The slowdown in U.S. manufacturing activity is coming just in time to make the national election season interesting. Hardly any Americans work in manufacturing anymore so they won't see the effects until their service jobs stocking shelves at Wal-Mart are eliminated. You can't put stuff on shelves if it's not getting made.
Even Wall Street analysts are figuring out that the U.S. is slowing down and that businesses will see reduced earnings. I'd like to think they all took a break from playing drinking games in the office long enough to read my blog but that would be giving these folks too much credit for original thinking. Investors who bought stocks on he assumption that the Fed's QE3 can keep the market afloat are in for a rude awakening when the reality of lower earnings becomes official.

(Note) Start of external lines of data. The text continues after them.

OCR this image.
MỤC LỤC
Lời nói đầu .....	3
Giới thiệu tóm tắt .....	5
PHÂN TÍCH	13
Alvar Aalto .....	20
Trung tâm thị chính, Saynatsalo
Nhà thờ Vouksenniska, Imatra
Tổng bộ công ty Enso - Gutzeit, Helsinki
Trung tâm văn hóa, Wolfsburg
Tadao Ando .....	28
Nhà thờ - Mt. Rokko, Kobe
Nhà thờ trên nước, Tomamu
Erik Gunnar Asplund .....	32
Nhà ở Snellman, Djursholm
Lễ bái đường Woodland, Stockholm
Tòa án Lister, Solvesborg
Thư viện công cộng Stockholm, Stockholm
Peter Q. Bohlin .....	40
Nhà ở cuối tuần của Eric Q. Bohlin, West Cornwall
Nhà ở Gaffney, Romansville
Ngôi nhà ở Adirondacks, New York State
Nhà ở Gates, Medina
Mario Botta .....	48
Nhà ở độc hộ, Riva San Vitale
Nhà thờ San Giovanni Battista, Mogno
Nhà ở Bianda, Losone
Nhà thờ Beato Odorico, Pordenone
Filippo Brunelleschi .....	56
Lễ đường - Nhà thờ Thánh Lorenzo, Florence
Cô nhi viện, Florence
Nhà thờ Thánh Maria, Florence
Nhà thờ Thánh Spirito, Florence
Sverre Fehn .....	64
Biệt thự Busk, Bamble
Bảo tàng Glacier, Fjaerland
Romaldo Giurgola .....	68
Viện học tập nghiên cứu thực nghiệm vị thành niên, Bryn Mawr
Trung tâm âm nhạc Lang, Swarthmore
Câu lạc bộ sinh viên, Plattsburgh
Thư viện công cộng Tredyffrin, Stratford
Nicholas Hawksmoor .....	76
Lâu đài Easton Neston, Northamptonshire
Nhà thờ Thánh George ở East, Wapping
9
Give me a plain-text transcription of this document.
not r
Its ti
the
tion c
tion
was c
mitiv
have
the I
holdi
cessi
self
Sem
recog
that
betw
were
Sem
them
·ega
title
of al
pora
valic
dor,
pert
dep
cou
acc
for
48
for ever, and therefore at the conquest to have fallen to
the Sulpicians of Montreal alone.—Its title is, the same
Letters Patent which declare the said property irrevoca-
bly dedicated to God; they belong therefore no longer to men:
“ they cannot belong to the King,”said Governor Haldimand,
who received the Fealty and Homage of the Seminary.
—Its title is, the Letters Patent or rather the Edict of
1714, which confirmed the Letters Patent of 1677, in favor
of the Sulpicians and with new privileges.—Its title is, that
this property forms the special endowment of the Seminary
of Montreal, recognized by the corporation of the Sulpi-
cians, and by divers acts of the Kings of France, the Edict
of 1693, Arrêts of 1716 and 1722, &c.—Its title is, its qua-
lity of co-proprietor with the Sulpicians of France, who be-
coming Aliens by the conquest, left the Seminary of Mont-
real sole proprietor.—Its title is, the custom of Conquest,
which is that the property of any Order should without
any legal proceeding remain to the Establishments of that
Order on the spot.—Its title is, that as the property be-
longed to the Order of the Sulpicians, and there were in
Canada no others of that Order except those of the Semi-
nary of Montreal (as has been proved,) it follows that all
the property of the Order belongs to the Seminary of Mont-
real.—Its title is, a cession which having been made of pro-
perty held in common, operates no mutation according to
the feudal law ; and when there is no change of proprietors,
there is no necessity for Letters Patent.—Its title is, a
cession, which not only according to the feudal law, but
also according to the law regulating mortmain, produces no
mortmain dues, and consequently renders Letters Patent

The ECB's attempt at QE won't be any more successful than the Fed's at propping up equity prices, given the restrictions on debtor countries' eligibility for the bond-buying program. I've written quite a bit on the political games European leaders have been playing to make the markets think everything will be okay. The market loses interest in the shuttle diplomacy of finance ministers if it doesn't produce corporate earnings or restore solvency to bankrupt countries. The markets can figure this out, unexpectedly. Politicians can't figure this out, which is expected.